Week Five

We are now starting Week 5 of being home. Steve and I were talking last night about when Brandon could maybe return to day program. I am hopeful it could be within the next couple of weeks. But I will understand if it can’t.

The order in our county was for day programs, day cares, etc. to remain open for those essential workers who need it to be able to work. I do not fall in that category. I do not have a job outside of our home. So Brandon is staying home with me and Josh.

I am including some pictures of Brandon and Josh because they are spending more time together during this time and I love to see them interacting.

Brandon loves giving fist bumps with Josh.

Would it be easier to send him to day program? Of course it would. He would be able to see his friends and get out of the house. And, quite honestly, he would get a break from me.

But here is what keeps me up at night about that. If he gets sick and requires hospitalization, he would have to be there by himself. Especially if he gets Covid19. His communication skills in the best of circumstances are limited. Without Steve or I to interpret what he means, how would anyone know what he needs? He would be so scared without all the things that give him peace and comfort.

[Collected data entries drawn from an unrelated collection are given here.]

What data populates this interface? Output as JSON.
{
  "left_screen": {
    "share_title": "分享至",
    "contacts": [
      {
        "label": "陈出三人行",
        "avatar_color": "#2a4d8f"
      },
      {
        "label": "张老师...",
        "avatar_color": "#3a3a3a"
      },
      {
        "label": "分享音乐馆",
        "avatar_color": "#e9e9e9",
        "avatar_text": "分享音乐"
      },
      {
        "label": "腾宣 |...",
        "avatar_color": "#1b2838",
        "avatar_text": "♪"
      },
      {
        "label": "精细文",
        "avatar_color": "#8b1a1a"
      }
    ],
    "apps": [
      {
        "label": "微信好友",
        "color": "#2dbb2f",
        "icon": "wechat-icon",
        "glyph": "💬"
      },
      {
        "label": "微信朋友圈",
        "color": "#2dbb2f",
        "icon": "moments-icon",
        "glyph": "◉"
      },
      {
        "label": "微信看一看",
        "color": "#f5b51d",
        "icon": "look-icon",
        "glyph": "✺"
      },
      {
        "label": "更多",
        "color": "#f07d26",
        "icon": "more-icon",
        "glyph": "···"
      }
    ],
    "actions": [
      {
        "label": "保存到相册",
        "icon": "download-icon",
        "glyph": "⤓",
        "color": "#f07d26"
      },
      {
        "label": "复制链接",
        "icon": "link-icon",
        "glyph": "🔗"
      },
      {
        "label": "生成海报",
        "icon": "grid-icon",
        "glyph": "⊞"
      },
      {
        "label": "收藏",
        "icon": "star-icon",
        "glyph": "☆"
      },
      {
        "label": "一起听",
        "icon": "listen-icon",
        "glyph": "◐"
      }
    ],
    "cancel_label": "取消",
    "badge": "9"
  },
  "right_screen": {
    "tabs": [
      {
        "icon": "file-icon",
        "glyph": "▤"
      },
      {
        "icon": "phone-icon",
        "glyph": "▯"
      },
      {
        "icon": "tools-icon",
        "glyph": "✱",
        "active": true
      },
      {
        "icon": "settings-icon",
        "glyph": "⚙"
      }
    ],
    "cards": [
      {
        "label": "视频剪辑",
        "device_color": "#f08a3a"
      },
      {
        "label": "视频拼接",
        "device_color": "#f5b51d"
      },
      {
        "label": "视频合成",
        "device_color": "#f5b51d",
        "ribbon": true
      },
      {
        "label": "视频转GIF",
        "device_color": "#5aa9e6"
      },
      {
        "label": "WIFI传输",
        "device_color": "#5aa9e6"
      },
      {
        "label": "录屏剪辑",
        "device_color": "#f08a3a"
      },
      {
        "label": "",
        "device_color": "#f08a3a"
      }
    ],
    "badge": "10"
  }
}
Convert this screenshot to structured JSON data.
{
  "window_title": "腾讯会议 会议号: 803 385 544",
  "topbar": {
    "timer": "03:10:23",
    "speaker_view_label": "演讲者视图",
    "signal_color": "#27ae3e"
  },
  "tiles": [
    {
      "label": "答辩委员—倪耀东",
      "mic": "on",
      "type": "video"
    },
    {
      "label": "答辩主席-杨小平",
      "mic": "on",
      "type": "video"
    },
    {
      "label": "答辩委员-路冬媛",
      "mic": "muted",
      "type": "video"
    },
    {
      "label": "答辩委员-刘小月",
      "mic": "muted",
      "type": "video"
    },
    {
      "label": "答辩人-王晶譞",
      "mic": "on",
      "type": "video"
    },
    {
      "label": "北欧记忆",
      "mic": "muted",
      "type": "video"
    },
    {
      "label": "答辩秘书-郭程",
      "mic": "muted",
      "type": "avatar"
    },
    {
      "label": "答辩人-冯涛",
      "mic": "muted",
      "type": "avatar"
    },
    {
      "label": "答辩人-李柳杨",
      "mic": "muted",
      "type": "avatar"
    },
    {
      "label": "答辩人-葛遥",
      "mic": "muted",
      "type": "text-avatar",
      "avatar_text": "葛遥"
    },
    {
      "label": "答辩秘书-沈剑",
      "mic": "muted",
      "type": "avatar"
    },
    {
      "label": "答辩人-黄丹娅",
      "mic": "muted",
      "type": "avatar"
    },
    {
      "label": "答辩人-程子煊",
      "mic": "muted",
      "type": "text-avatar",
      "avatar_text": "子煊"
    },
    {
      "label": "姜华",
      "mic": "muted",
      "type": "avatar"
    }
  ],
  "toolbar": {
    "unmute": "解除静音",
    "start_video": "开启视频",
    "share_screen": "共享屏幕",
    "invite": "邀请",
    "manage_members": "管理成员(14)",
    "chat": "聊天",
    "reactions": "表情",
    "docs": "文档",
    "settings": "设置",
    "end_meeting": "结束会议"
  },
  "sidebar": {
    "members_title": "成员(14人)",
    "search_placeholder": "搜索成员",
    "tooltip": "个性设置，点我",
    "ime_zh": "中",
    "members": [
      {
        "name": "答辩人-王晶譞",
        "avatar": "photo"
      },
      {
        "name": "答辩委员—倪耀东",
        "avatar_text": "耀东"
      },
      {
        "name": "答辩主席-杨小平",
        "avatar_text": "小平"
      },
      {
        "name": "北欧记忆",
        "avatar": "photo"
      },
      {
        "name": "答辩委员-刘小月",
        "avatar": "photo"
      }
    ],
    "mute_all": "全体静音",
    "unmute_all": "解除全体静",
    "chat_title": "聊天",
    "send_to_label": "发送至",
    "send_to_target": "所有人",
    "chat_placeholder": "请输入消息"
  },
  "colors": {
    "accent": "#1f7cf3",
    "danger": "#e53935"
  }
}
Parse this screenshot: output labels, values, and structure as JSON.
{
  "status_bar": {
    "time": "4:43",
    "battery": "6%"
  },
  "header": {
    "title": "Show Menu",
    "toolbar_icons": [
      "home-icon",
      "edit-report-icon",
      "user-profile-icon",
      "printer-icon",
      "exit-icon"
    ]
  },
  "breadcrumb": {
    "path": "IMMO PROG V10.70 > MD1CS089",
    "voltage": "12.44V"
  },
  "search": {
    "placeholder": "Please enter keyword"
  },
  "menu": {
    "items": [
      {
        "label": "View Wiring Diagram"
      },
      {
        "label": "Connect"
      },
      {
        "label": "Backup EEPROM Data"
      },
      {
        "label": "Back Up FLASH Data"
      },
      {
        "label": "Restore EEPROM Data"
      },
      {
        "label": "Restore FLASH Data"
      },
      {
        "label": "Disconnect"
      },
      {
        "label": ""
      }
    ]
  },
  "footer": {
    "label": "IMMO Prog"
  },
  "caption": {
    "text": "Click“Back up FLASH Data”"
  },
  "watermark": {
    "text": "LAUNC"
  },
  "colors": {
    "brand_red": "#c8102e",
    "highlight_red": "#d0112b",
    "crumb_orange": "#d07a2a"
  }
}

And what if I get sick with Covid19? I would have to isolate myself or potentially be admitted to the hospital. Then who stays with Brandon? Thankfully, Steve and Alex get to go to work. Joshua has said he would not know how to care for Brandon. What would happen then? He wouldn’t be able to go to day program if any of us are infected.

Brandon is always sniffing our dog, Gucci. And Gucci lets him, multiple times daily.

So, we stay home. Week 5. I miss my friends. I miss my family. I miss seeing my parents who are in a long term care facility. I know Brandon misses his friends, too. He misses Lorie. And he has asked about my brother. He looks at pictures of Grandma E. and Grandma and Grandpa B. who will visit when it is safe to do so.

So, while we are stuck at home, we know it will not be forever and that it is for the best.

Hang in there everyone and please keep washing those hands!